Do you believe in the adage “History repeats itself”? There are a number of examples supporting this – Economic cycles, stock market fluctuations, music trends, clothing styles (let’s hope that’s not the case for the 1980s!!), and the list goes on.
We believe that history does repeat itself, especially when it comes to challenged loan relationships in the lower middle market…time and time again, privately-held businesses face challenges as a result of Fixed expenses/obligations – a Borrower’s inability (or unwillingness) to shed the business of fixed expenses.
Yes, of course each loan relationship has specific nuances and different scenarios identified as the impetus behind a performance issue – loss of a major customer, over-distribution of liquidity to support a lifestyle/outside investment, ownership disruption (death of an owner, family disagreement, etc…), employee theft, fraud or any other number of unexpected ‘Black Swan’ events. That being said, we’ve all had borrowers who have experienced one of these without material adverse impact; therefore, is the problem caused by one of these events or is the ‘real’ issue due to a borrower’s inability to manage fixed expenses when one of these events occur?
- Commitment from the Borrower – Resistance by the owner due to the assumption that a material adjustment to fixed expenses will adversely impact ability to grow/meet potential customer demand in the future.
- Negotiating with 3rd party, counter-party(ies) are at the root of the Fixed Expense problem – whether it’s a landlord, other creditors, insurance companies, municipalities and taxing bodies, etc… even getting that 3rd party ‘to the negotiating table’ to discuss is difficult enough, let alone, agreeing to a material adjustment.
Identifying potential Loan Problems: Fixed Expense “Red Flags”

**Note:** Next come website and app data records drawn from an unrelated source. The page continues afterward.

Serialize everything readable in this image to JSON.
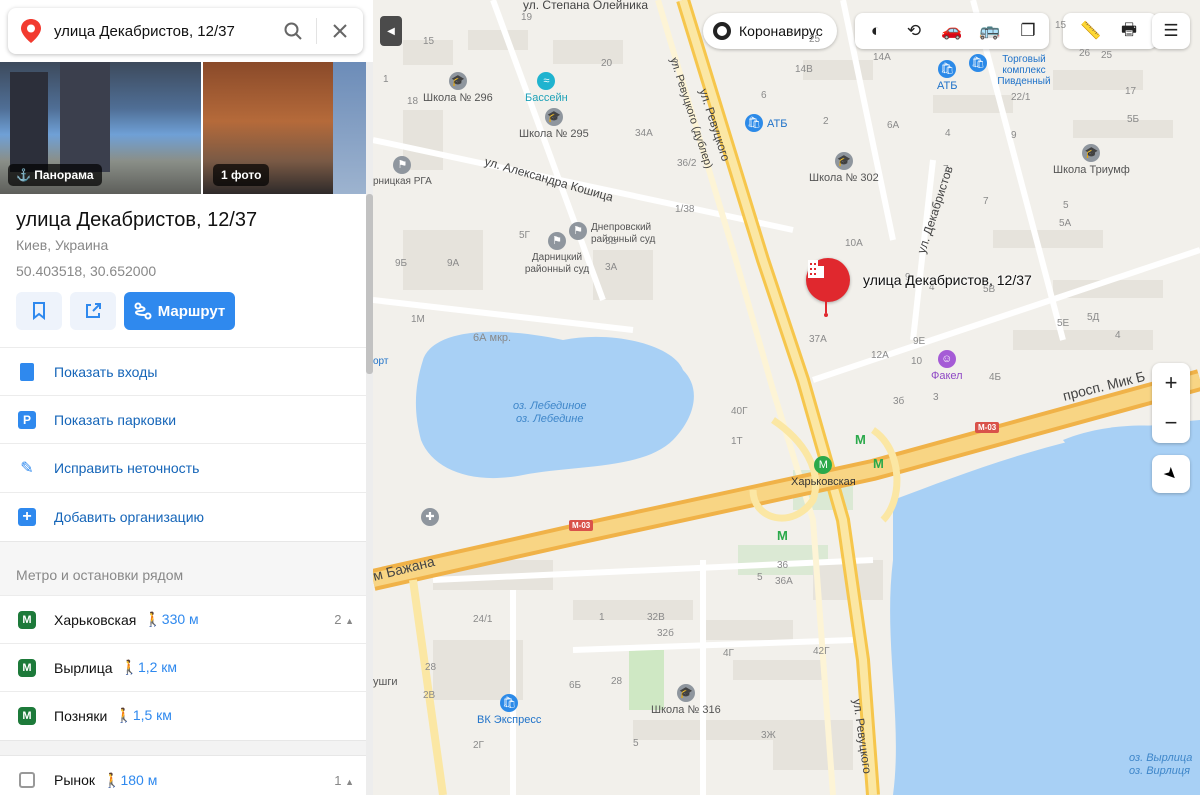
{
  "search": {
    "value": "улица Декабристов, 12/37"
  },
  "photos": {
    "panorama_label": "Панорама",
    "photo_label": "1 фото"
  },
  "place": {
    "title": "улица Декабристов, 12/37",
    "subtitle": "Киев, Украина",
    "coords": "50.403518, 30.652000",
    "route_label": "Маршрут"
  },
  "actions": [
    {
      "label": "Показать входы",
      "icon": "entrances-icon",
      "color": "#2f89ee"
    },
    {
      "label": "Показать парковки",
      "icon": "parking-icon",
      "color": "#2f89ee"
    },
    {
      "label": "Исправить неточность",
      "icon": "pencil-icon",
      "color": "#2f89ee"
    },
    {
      "label": "Добавить организацию",
      "icon": "plus-icon",
      "color": "#2f89ee"
    }
  ],
  "nearby": {
    "heading": "Метро и остановки рядом",
    "stops": [
      {
        "name": "Харьковская",
        "walk": "330 м",
        "count": "2",
        "type": "metro",
        "icon": "metro-icon"
      },
      {
        "name": "Вырлица",
        "walk": "1,2 км",
        "count": "",
        "type": "metro",
        "icon": "metro-icon"
      },
      {
        "name": "Позняки",
        "walk": "1,5 км",
        "count": "",
        "type": "metro",
        "icon": "metro-icon"
      },
      {
        "name": "Рынок",
        "walk": "180 м",
        "count": "1",
        "type": "bus",
        "icon": "bus-stop-icon"
      }
    ]
  },
  "map": {
    "coronavirus_label": "Коронавирус",
    "marker_label": "улица Декабристов, 12/37",
    "layers": [
      "traffic-icon",
      "panorama-layer-icon",
      "carsharing-icon",
      "transit-icon",
      "layers-icon"
    ],
    "tools": [
      "ruler-icon",
      "print-icon",
      "menu-icon"
    ],
    "zoom_in": "+",
    "zoom_out": "−",
    "streets": {
      "stepan": "ул. Степана Олейника",
      "revutskogo_dubler": "ул. Ревуцкого (дублер)",
      "revutskogo": "ул. Ревуцкого",
      "koshitsa": "ул. Александра Кошица",
      "dekabristov": "ул. Декабристов",
      "mikoly": "просп. Мик Б",
      "bazhana": "м Бажана",
      "revutskogo_s": "ул. Ревуцкого",
      "vyrlitsa": "оз. Вырлица",
      "vyrlitsa_ua": "оз. Вирлиця",
      "lebedinoe": "оз. Лебединое",
      "lebedine": "оз. Лебедине",
      "microdistrict": "6А мкр.",
      "highway": "M-03"
    },
    "pois": {
      "school296": "Школа № 296",
      "pool": "Бассейн",
      "school295": "Школа № 295",
      "atb1": "АТБ",
      "atb2": "АТБ",
      "school302": "Школа № 302",
      "triumph": "Школа Триумф",
      "torg": "Торговый комплекс Пивденный",
      "dnepr_court": "Днепровский районный суд",
      "darn_court": "Дарницкий районный суд",
      "rga": "рницкая РГА",
      "fakel": "Факел",
      "kharkovskaya": "Харьковская",
      "school316": "Школа № 316",
      "vk": "ВК Экспресс",
      "port": "орт",
      "ushgi": "ушги"
    },
    "numbers": [
      "19",
      "15",
      "20",
      "25",
      "14В",
      "14А",
      "15",
      "26",
      "25",
      "22/1",
      "17",
      "1",
      "18",
      "3",
      "6",
      "6А",
      "2",
      "4",
      "9",
      "5",
      "5А",
      "5Б",
      "7",
      "7",
      "36/2",
      "34А",
      "1/38",
      "5Г",
      "9Б",
      "9А",
      "3Б",
      "3А",
      "10А",
      "9",
      "4",
      "5В",
      "1М",
      "37А",
      "12А",
      "9Е",
      "10",
      "5Е",
      "5Д",
      "4",
      "4Б",
      "3б",
      "3",
      "40Г",
      "1Т",
      "5",
      "36",
      "36А",
      "24/1",
      "1",
      "32В",
      "32б",
      "42Г",
      "28",
      "28",
      "6Б",
      "2В",
      "4Г",
      "2Г",
      "5",
      "3Ж"
    ]
  }
}
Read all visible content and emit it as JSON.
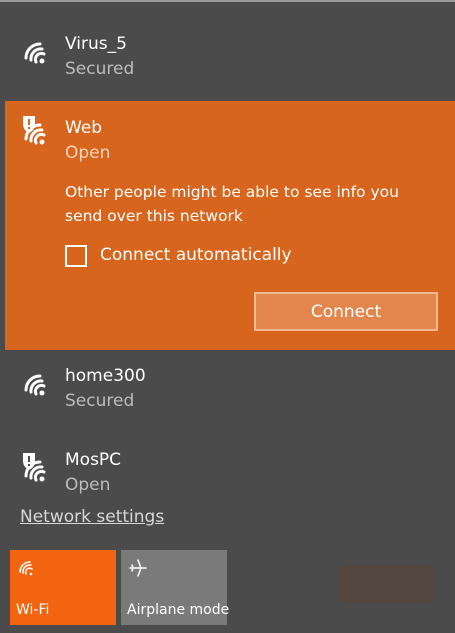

What are the most effective ways to project which loan relationships could experience cash flow challenges in a recessionary environment when faced with declining revenue levels?Especially for loan relationships already internally identified as potential downgrades, the followings is an example of an analysis of the Borrowers’ ability to materially modify or reduce its operating expenses will provide an in-depth understanding of circumstances causing cash flow stress.
- The counter party(ies) involved in each,
- Ability to negotiate and affect each expense,
- Willingness of the borrower to reduce/eliminate each expense,
- Impact of the reduction/elimination of these expenses on the business, and,
- Realistic timeframe to materially reduce these expenses.
- Does the reduction in expenses provide sufficient cash flow based on a reasonable future projected revenue level?
- Would the benefit of the identified cash flow improvement outweigh any potential adverse impact of these fixed expense adjustments?